C’est bien à tort que l’on attribue à Guillotin l’invention de la guillotine. Le médecin Guillotin était membre de l’Assemblée Constituante et proposa, le 10 octobre 1789, de soumettre tous les condamnés à mort au même supplice, et demanda qu’une machine simple et rapide soit substituée au bourreau. Il ne fournit aucune description de cette machine.

La guillotine était déjà utilisée depuis le début du xvie siècle dans certaines contrées du Midi de la France et en Italie. Ce n’est que vers la fin de 1791 que l’ordre fut donné à un célèbre chirurgien de l’époque, le docteur Antoine Louis, de faire construire une machine pour trancher les têtes. Ce dernier adapta la machine en usage dans le Midi de la France et que l’on appelait la mannaja et commença ses expériences.

Le 19 avril 1792, le docteur Louis écrivait au ministre Rolland : « Les expériences de la machine de Schmitt ont été faites à Bicêtre sur trois cadavres, qu’elle a décapités si nettement qu’on a été étonné de sa force et de la célérité de son action. » Ajoutons que c’est un facteur de pianos, nommé Schmitt, qui avait fourni le modèle rénové de la guillotine. La première exécution eut lieu à Paris, le 25 avril 1792.

Combien de pauvres diables ont, depuis, mis la tête sous le couperet ? Nous n’insisterons pas sur la nécessité brutale des exécutions en période révolutionnaire. Nous savons, et nous le regrettons, qu’une révolution ne se fait pas sans effusion de sang. La révolution est une manifestation violente de l’évolution, et il ne tient qu’à ceux qui détiennent arbitrairement toutes les richesses sociales, de ne pas pousser les opprimés à la violence.

Mais en période de calme, et non pas seulement en nous plaçant au point de vue anarchiste, mais seulement au point de vue humain, la peine de mort est une iniquité sans nom.

Qu’importent les moyens employés pour arracher la vie d’un individu. Certains semblent glorifier la guillotine, prétendant que trancher la tête avec une machine est moins barbare que de la couper avec une hache. Ce n’est simplement qu’une question visuelle, que nous ne voulons même pas discuter, car nous voyons plus haut.

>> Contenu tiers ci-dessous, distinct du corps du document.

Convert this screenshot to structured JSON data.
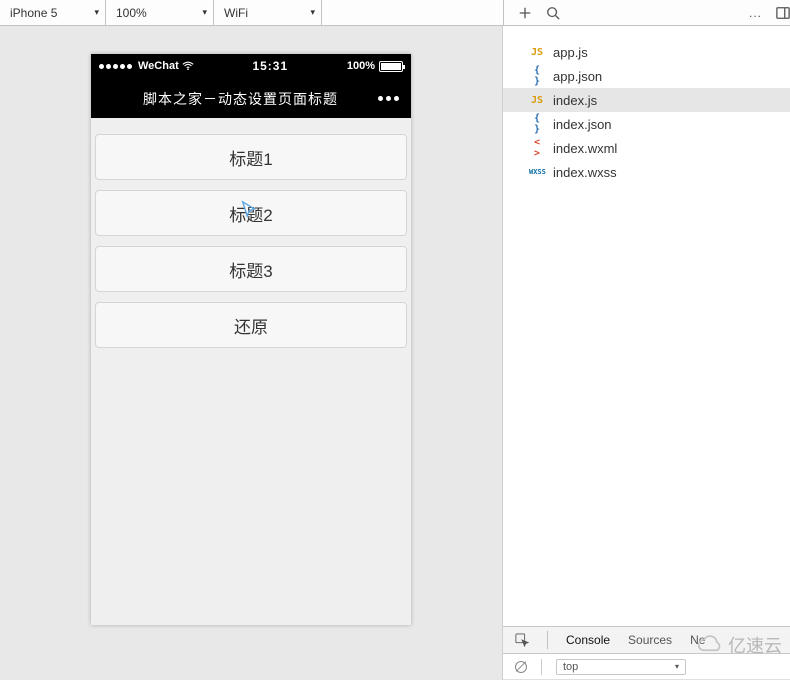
{
  "toolbar": {
    "device": "iPhone 5",
    "zoom": "100%",
    "network": "WiFi",
    "more_label": "..."
  },
  "simulator": {
    "status": {
      "carrier": "WeChat",
      "time": "15:31",
      "battery_pct": "100%"
    },
    "nav_title": "脚本之家－动态设置页面标题",
    "buttons": [
      "标题1",
      "标题2",
      "标题3",
      "还原"
    ]
  },
  "files": {
    "items": [
      {
        "icon": "js",
        "label": "app.js",
        "selected": false
      },
      {
        "icon": "json",
        "label": "app.json",
        "selected": false
      },
      {
        "icon": "js",
        "label": "index.js",
        "selected": true
      },
      {
        "icon": "json",
        "label": "index.json",
        "selected": false
      },
      {
        "icon": "wxml",
        "label": "index.wxml",
        "selected": false
      },
      {
        "icon": "wxss",
        "label": "index.wxss",
        "selected": false
      }
    ]
  },
  "devtools": {
    "tabs": [
      "Console",
      "Sources",
      "Ne"
    ],
    "active_tab": "Console",
    "context": "top"
  },
  "watermark": "亿速云"
}
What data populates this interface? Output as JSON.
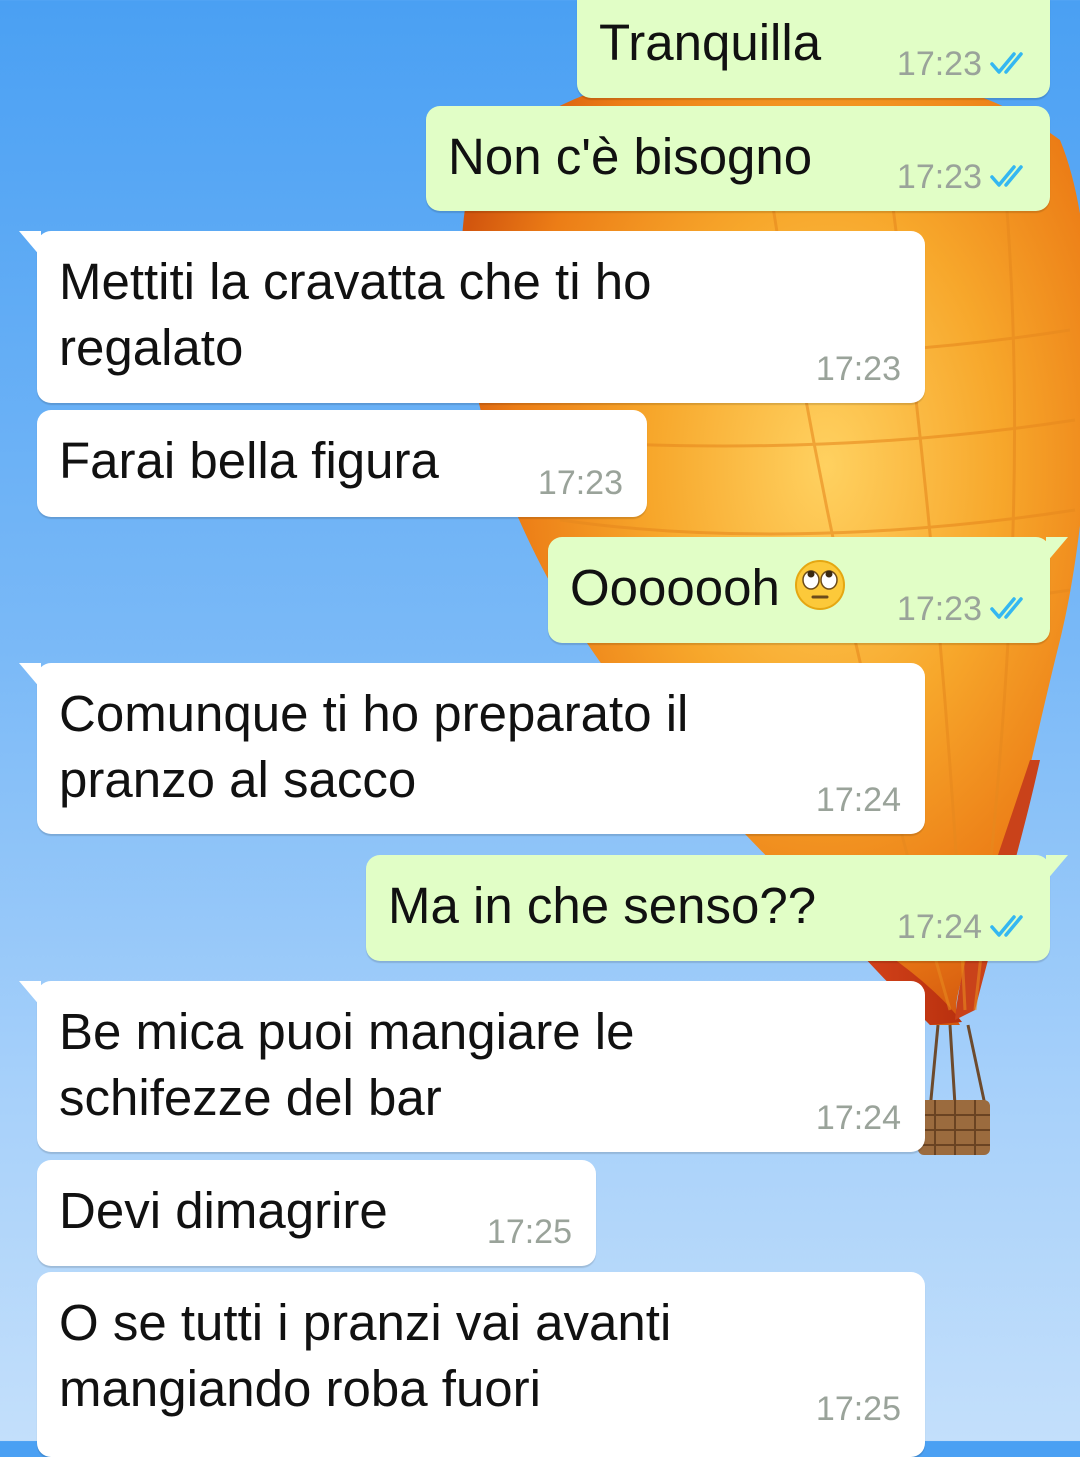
{
  "colors": {
    "incoming_bubble": "#ffffff",
    "outgoing_bubble": "#e1fec6",
    "read_ticks": "#34b7f1",
    "timestamp": "#9aa39a"
  },
  "messages": [
    {
      "direction": "out",
      "text": "Tranquilla",
      "time": "17:23",
      "status": "read-double-check-icon"
    },
    {
      "direction": "out",
      "text": "Non c'è bisogno",
      "time": "17:23",
      "status": "read-double-check-icon"
    },
    {
      "direction": "in",
      "text": "Mettiti la cravatta che ti ho\nregalato",
      "time": "17:23"
    },
    {
      "direction": "in",
      "text": "Farai bella figura",
      "time": "17:23"
    },
    {
      "direction": "out",
      "text": "Ooooooh",
      "emoji": "face-with-rolling-eyes-emoji",
      "time": "17:23",
      "status": "read-double-check-icon"
    },
    {
      "direction": "in",
      "text": "Comunque ti ho preparato il\npranzo al sacco",
      "time": "17:24"
    },
    {
      "direction": "out",
      "text": "Ma in che senso??",
      "time": "17:24",
      "status": "read-double-check-icon"
    },
    {
      "direction": "in",
      "text": "Be mica puoi mangiare le\nschifezze del bar",
      "time": "17:24"
    },
    {
      "direction": "in",
      "text": "Devi dimagrire",
      "time": "17:25"
    },
    {
      "direction": "in",
      "text": "O se tutti i pranzi vai avanti\nmangiando roba fuori",
      "time": "17:25"
    }
  ]
}
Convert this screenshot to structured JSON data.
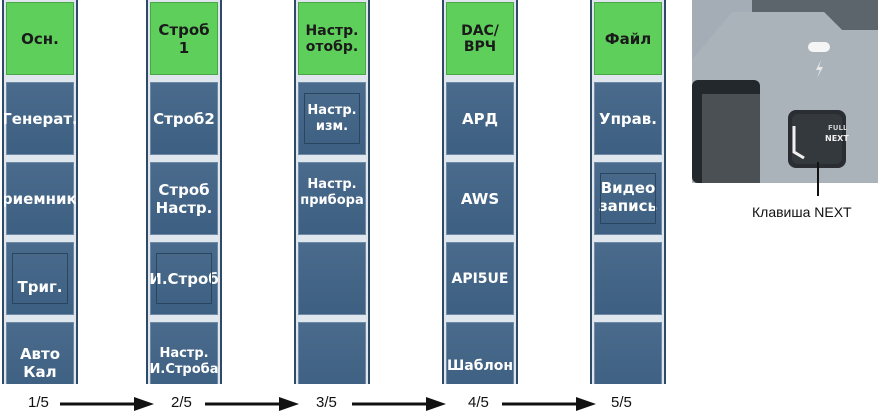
{
  "panels": [
    {
      "page": "1/5",
      "buttons": [
        {
          "label": "Осн.",
          "style": "green"
        },
        {
          "label": "Генерат.",
          "style": "blue"
        },
        {
          "label": "Приемник",
          "style": "blue"
        },
        {
          "label": "Триг.",
          "style": "blue"
        },
        {
          "label": "Авто\nКал",
          "style": "blue"
        }
      ]
    },
    {
      "page": "2/5",
      "buttons": [
        {
          "label": "Строб 1",
          "style": "green"
        },
        {
          "label": "Строб2",
          "style": "blue"
        },
        {
          "label": "Строб\nНастр.",
          "style": "blue"
        },
        {
          "label": "И.Строб",
          "style": "blue"
        },
        {
          "label": "Настр.\nИ.Строба",
          "style": "blue"
        }
      ]
    },
    {
      "page": "3/5",
      "buttons": [
        {
          "label": "Настр.\nотобр.",
          "style": "green"
        },
        {
          "label": "Настр.\nизм.",
          "style": "blue"
        },
        {
          "label": "Настр.\nприбора",
          "style": "blue"
        },
        {
          "label": "",
          "style": "blue"
        },
        {
          "label": "",
          "style": "blue"
        }
      ]
    },
    {
      "page": "4/5",
      "buttons": [
        {
          "label": "DAC/\nВРЧ",
          "style": "green"
        },
        {
          "label": "АРД",
          "style": "blue"
        },
        {
          "label": "AWS",
          "style": "blue"
        },
        {
          "label": "API5UE",
          "style": "blue"
        },
        {
          "label": "Шаблон",
          "style": "blue"
        }
      ]
    },
    {
      "page": "5/5",
      "buttons": [
        {
          "label": "Файл",
          "style": "green"
        },
        {
          "label": "Управ.",
          "style": "blue"
        },
        {
          "label": "Видео\nзапись",
          "style": "blue"
        },
        {
          "label": "",
          "style": "blue"
        },
        {
          "label": "",
          "style": "blue"
        }
      ]
    }
  ],
  "device": {
    "key_top_label": "FULL",
    "key_bottom_label": "NEXT",
    "callout": "Клавиша NEXT"
  },
  "colors": {
    "selected": "#5fcf5c",
    "button": "#3d5f81",
    "frame": "#2e4a66"
  }
}
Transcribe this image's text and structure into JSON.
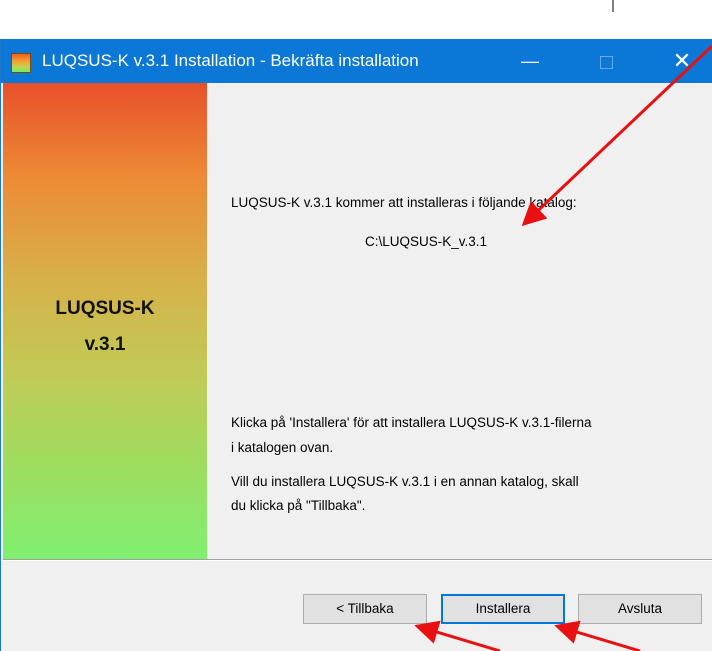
{
  "window": {
    "title": "LUQSUS-K v.3.1 Installation - Bekräfta installation",
    "controls": {
      "minimize": "—",
      "close": "✕"
    }
  },
  "sidebar": {
    "name_line1": "LUQSUS-K",
    "name_line2": "v.3.1"
  },
  "main": {
    "intro": "LUQSUS-K v.3.1 kommer att installeras i följande katalog:",
    "path": "C:\\LUQSUS-K_v.3.1",
    "instruction_line1": "Klicka på 'Installera' för att installera LUQSUS-K v.3.1-filerna",
    "instruction_line2": "i katalogen ovan.",
    "alt_line1": "Vill du installera LUQSUS-K v.3.1 i en annan katalog, skall",
    "alt_line2": "du klicka på \"Tillbaka\"."
  },
  "buttons": {
    "back": "< Tillbaka",
    "install": "Installera",
    "exit": "Avsluta"
  },
  "colors": {
    "titlebar": "#0b78d7",
    "annotation_arrow": "#e81010"
  }
}
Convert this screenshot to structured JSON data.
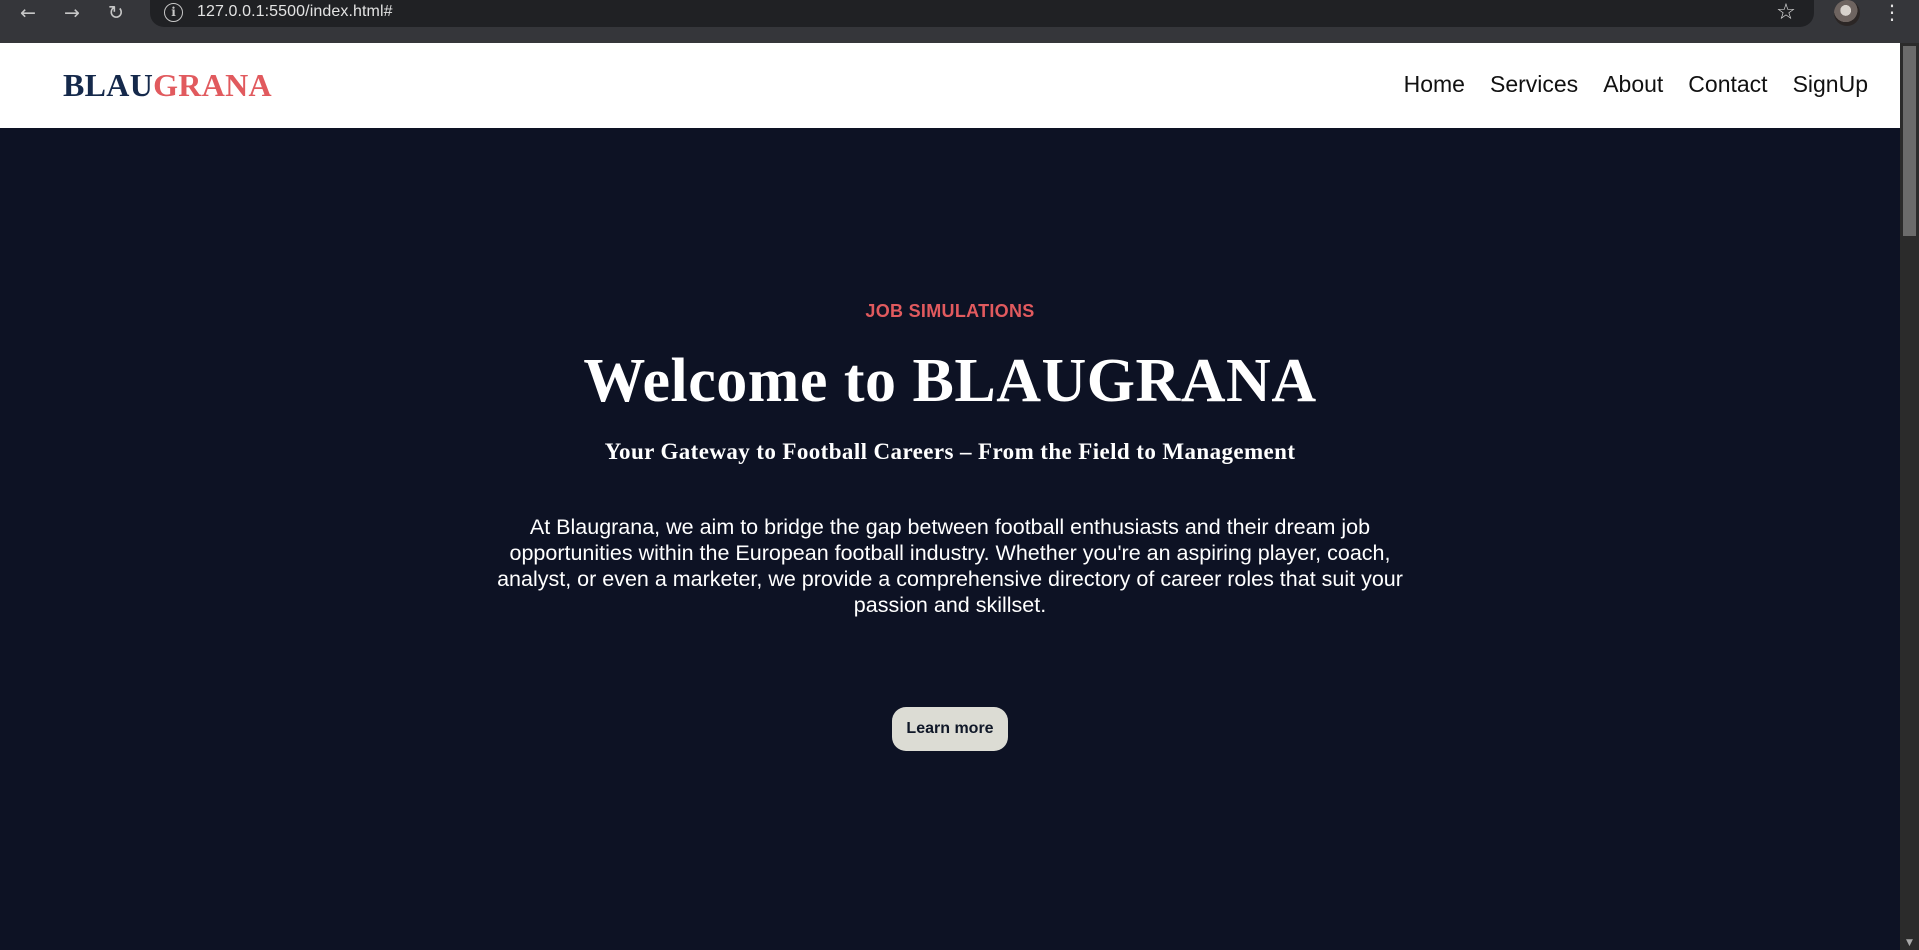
{
  "browser": {
    "back_icon": "←",
    "forward_icon": "→",
    "reload_icon": "↻",
    "info_icon": "i",
    "url": "127.0.0.1:5500/index.html#",
    "star_icon": "☆",
    "menu_icon": "⋮"
  },
  "header": {
    "logo_part1": "BLAU",
    "logo_part2": "GRANA",
    "nav": {
      "home": "Home",
      "services": "Services",
      "about": "About",
      "contact": "Contact",
      "signup": "SignUp"
    }
  },
  "hero": {
    "eyebrow": "JOB SIMULATIONS",
    "title": "Welcome to BLAUGRANA",
    "subtitle": "Your Gateway to Football Careers – From the Field to Management",
    "description": "At Blaugrana, we aim to bridge the gap between football enthusiasts and their dream job opportunities within the European football industry. Whether you're an aspiring player, coach, analyst, or even a marketer, we provide a comprehensive directory of career roles that suit your passion and skillset.",
    "button": "Learn more"
  },
  "colors": {
    "brand_navy": "#15294b",
    "brand_red": "#e15a5e",
    "hero_bg": "#0d1224",
    "button_bg": "#dcdcd4"
  },
  "scrollbar": {
    "up_icon": "▲",
    "down_icon": "▼"
  }
}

Nous disons que personne n’a le droit de disposer de la vie d’autrui ; qu’il n’appartient pas à un individu, quel qu’il soit, d’ordonner la mort d’un de ses semblables, et si un crime est horrible, le châtiment qui se traduit par un autre crime n’est pas moins horrible. Et les peuples feraient bien de penser à faire abolir, dans leurs pays respectifs, la peine de mort, qui est une honte pour une humanité qui se targue d’être civilisée.